We met up with John's mom and step-dad that afternoon and checked out the condo before going to dinner.
In the morning, we went to the beach briefly (only briefly because it was really rough with a cold wind) and then retired by the pool for several hours. I have to say it's been awhile since I've been able to do that...just chill by a pool without anything to do or think about. And the pool was most of the time vacant so when we swam, we didn't have to fight for space like in Vegas. We left around 4pm and headed back home, stopping for dinner on the way.

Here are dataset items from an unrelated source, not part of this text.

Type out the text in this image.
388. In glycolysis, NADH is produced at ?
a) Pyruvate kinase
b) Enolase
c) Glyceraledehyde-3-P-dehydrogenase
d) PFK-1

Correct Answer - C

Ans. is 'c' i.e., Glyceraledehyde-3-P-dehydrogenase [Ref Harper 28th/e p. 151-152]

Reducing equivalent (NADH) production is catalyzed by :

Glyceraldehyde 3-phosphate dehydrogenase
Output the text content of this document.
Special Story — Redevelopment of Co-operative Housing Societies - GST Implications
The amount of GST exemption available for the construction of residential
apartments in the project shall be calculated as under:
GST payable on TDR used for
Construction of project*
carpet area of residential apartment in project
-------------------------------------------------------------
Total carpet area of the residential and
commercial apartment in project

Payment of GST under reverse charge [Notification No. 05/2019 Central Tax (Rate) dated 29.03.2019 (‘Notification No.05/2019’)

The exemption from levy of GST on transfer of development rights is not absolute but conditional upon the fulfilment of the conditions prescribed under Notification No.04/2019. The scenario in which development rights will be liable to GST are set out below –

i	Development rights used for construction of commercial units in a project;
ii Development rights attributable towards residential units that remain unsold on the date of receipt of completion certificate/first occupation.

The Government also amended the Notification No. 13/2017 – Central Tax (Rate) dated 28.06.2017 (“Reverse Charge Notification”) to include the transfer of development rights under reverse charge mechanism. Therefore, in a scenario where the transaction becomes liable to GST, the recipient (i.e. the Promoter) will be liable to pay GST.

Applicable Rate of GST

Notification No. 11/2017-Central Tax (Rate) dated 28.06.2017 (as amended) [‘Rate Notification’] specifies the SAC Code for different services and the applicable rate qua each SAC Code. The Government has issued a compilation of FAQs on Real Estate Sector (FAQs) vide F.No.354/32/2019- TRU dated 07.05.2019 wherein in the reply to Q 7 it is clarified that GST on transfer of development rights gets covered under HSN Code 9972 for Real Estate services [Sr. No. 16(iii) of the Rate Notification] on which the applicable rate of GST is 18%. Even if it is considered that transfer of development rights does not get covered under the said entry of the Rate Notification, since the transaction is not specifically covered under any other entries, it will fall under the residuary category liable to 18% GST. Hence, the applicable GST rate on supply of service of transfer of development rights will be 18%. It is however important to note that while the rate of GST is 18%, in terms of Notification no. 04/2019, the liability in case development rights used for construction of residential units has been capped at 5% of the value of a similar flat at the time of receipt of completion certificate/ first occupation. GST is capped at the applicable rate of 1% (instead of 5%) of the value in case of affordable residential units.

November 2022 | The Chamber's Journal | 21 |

I truly didn't want this weekend to end. And this is why: basically my previous post was about something that happened recently. We found out John will be leaving a lot sooner than we expected. So we've been trying to scramble around to prepare for that. How am I? I'm doing better. I was not so hot over the past few days but I'm doing a lot better and am trying my best to think positively and remind myself that it could always be worse. I also always knew this could happen. I can't be blindsided by this. It's just the way life is right now. So that's where I'm at. I can't say how soon he's going...partially because we don't even know for sure. But when it happens, I'll make that very clear. Believe you me.
So just keep us in your thoughts and prayers.
Right now John's dad is down for a brief visit since our plans to go visit him were squelched. It's been nice having him down for a few days and he's been super helpful around the house and even stained our deck. It's good to know someone is near by to help if anything goes crazy.
Well I'm tired. And I'm breaking out like a teenager. Thanks stress. Sigh.